When Lincoln printed up all that new money to fight the Civil War, it caused a ton of inflation; making the greenbacks infamous for the debasement that accompanied their inflation.

But that's not the same action that takes place in refinancing a mortgage. When you write the new Note, you fold the old Note. There is no new money being created. If the new Notes are less usurious than the old Notes, there is less inflation pressure on the overall market.

As for new business, heck, that's all the better; let's start writing loans that stop sending 90% of their payments to interest. Once again, it would be a lot less inflation than the Notes we are writing through the current system. I spelled this out in more detail, over on the Fixing it board, in a reply to Arlington....

Arlington,

Let's take three steps back (which would give us two more steps than Gross took before he wrote this article) and look at the whole game of over inflating the money supply and then reconciling high interest mortgage Notes with income tax deductions.... doesn't that just build a model based on inflation? The income tax is used as a tool to balance the interest... not as an income tax (you know, to provide a fair and balanced tax on the personal income for a fair and balanced support of govt by each citizen; ala, the way they sold it to the farmers when they first passed the amendment)

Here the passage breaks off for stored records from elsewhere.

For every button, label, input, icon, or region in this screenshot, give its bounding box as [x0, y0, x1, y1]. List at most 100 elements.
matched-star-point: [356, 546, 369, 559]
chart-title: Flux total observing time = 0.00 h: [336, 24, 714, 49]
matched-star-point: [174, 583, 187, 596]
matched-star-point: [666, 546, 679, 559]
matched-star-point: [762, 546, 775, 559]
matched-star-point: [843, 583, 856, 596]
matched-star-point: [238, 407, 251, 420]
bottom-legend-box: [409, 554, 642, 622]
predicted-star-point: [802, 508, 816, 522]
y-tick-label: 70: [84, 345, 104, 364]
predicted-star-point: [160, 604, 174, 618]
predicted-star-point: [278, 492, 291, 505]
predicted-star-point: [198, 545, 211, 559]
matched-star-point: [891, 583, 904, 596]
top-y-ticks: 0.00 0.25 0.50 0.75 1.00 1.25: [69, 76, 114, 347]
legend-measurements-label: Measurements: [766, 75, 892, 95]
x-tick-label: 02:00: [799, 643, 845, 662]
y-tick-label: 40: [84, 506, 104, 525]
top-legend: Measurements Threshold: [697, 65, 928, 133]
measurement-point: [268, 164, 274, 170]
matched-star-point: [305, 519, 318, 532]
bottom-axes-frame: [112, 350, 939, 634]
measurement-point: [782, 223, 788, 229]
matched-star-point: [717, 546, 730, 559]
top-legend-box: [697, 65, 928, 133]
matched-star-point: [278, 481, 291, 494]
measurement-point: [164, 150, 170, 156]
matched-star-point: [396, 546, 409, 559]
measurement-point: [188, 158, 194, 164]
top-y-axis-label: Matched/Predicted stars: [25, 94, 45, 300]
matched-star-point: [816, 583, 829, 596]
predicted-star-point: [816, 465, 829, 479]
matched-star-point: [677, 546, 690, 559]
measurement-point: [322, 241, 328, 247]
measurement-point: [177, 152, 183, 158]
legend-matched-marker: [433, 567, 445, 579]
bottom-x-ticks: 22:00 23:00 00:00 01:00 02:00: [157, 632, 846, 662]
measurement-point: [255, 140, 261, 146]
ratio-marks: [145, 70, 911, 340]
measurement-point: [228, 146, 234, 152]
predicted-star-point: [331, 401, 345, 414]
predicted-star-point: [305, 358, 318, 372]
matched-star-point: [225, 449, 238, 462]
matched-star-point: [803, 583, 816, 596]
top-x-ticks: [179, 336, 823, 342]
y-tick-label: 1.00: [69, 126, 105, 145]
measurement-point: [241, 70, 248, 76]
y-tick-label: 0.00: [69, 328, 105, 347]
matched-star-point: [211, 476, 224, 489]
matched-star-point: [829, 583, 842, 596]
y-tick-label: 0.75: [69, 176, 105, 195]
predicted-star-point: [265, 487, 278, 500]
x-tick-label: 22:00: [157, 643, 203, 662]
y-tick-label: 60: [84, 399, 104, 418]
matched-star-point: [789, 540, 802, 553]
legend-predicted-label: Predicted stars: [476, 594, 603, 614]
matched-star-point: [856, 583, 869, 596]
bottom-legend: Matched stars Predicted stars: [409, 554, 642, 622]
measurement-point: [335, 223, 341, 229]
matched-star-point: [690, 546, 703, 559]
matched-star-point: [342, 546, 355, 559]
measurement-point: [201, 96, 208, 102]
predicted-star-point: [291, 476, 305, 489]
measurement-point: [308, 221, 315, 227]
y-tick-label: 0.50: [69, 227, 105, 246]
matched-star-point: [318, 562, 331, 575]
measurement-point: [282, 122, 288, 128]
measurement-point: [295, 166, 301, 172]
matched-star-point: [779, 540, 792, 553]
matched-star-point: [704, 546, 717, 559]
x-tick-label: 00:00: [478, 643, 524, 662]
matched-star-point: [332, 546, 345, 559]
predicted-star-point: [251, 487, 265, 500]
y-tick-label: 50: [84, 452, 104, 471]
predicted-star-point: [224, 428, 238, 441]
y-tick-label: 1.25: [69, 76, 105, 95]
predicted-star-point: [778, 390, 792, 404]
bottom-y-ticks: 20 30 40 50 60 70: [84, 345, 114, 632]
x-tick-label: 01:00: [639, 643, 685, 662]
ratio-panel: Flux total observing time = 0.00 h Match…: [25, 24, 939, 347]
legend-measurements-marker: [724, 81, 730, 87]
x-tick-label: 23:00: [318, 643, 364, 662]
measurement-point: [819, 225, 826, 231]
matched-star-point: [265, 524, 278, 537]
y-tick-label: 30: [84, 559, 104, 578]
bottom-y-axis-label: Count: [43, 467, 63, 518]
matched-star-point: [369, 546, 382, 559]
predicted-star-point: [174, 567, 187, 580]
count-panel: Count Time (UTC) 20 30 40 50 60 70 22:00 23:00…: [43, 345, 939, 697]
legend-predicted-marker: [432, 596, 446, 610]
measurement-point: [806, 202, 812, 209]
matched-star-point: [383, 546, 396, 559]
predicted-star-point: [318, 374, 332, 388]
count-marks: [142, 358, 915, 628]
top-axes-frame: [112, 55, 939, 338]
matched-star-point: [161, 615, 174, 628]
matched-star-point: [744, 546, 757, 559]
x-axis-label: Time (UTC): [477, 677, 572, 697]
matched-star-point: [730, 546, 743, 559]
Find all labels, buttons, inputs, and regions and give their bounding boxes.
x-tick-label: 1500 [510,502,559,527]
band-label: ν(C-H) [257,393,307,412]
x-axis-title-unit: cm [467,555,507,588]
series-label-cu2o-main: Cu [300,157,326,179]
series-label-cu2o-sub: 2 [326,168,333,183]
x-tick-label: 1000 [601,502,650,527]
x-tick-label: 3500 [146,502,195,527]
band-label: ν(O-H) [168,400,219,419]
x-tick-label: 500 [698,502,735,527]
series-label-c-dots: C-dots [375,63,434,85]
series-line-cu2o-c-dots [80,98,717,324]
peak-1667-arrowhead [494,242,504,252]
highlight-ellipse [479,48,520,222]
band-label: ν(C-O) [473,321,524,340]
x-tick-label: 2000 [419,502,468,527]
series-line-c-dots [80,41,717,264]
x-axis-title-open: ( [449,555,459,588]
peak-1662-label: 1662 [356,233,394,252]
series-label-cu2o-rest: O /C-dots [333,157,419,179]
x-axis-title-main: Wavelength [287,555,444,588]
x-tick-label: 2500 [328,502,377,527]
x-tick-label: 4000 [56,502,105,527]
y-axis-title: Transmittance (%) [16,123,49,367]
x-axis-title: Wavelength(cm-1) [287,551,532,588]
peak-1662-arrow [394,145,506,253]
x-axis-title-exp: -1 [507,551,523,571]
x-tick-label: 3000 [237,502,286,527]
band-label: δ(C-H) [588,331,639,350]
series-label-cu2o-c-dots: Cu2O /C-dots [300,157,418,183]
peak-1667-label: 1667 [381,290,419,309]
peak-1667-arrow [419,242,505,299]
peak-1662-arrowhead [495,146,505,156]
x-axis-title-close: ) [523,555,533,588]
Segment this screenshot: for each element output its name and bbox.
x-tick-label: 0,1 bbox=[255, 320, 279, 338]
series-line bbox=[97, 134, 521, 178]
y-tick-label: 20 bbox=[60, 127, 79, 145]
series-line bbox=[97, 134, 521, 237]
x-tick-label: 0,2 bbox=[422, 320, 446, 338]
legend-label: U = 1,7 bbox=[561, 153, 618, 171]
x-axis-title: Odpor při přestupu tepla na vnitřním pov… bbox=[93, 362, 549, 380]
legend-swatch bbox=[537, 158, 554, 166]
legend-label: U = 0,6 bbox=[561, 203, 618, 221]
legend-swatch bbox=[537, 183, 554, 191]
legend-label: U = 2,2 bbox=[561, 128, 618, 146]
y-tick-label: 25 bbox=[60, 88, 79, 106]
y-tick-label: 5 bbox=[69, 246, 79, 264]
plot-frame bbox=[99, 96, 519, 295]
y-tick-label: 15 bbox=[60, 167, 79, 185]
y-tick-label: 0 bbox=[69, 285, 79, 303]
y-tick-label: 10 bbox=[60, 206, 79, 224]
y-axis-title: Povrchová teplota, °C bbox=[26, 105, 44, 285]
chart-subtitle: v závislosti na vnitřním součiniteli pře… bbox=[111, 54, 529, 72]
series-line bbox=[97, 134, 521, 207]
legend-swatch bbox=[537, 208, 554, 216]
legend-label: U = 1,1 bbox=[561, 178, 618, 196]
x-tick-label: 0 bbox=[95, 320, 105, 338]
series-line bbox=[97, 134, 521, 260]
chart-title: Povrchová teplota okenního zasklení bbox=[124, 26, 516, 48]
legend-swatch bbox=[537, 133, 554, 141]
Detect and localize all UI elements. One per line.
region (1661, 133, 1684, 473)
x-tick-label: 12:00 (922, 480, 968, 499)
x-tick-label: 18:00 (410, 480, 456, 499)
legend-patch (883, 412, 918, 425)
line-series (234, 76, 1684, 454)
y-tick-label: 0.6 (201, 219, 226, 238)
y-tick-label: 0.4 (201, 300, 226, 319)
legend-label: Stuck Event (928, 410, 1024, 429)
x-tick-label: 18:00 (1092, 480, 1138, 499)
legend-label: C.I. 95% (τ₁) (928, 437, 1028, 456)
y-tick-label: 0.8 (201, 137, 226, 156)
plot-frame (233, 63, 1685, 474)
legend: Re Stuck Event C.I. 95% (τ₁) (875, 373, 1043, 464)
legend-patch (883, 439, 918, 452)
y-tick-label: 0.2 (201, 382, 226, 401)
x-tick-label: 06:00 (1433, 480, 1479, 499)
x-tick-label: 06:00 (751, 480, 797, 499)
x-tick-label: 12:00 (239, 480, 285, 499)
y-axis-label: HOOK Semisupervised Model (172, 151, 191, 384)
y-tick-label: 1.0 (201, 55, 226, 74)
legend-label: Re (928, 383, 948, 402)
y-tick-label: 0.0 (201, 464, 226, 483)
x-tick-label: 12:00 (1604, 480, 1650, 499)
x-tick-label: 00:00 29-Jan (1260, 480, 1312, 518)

At what point do we finally wake up and smell the interest? Look at your average mortgage payment; what percentage of that is going to "interest"? That's the percentage of housing finance that is inflating the dollar... we are destroying ourselves with our own payments!

It's time to blow the whistle on the construction of the mortgage Note; it is and always has been illegal to charge interest in advance, so let's stop allowing the banks to do that via the "fixed" method of building these Notes. There is over 100% interest rolled up into these Notes in advance of a single day on loan.

Placing a cap on mortgage interest is still a regional inequity; freditor05 might not know what he's saying but he does have a point (if you babble long enough, anything could happen) and yet this whole system of hyper inflation via amortized compound interest is cutting our own throats; the banks do not benefit in the long run because the creation of all this new money is what caused the credit crunch, and the economy is being drained, and homeowners are constantly facing rising prices the same as gasoline and other commodities; all due to the falling dollar which is falling in the first place because of the hyper inflation caused, in no small part, by our compound interest mortgage Notes.

Let's change the system. To hell with these GSE's (privately owned super banks set up by the govt to make Wall Street the master of our mortgages as well as our industry) - our govt set them up and our govt can cut their purse strings. Let's set up fair financing via funding through the FHA. We could simply print money the old fashioned way... directly from the Treasury. That way, not only is there no bond (hence no debt) but the currently worthless Treasury could actually turn back into a place where money resides again. Table the money directly through local Lenders and pay a portion of the simple interest back to the banks as payment for servicing the loan. The dollar stops going to hell, cuz this takes the hyper interest out of 40% of the nation's debt, the local banks start to grow with all the new business; the housing slump turns around with readily available loans for existing home sales, and finally, the economy will pick up gangbusters from all this new activity. What do we lose? The GSE's. And what do they do? for the economy? nothing at all. Giant parasites is all they ever were.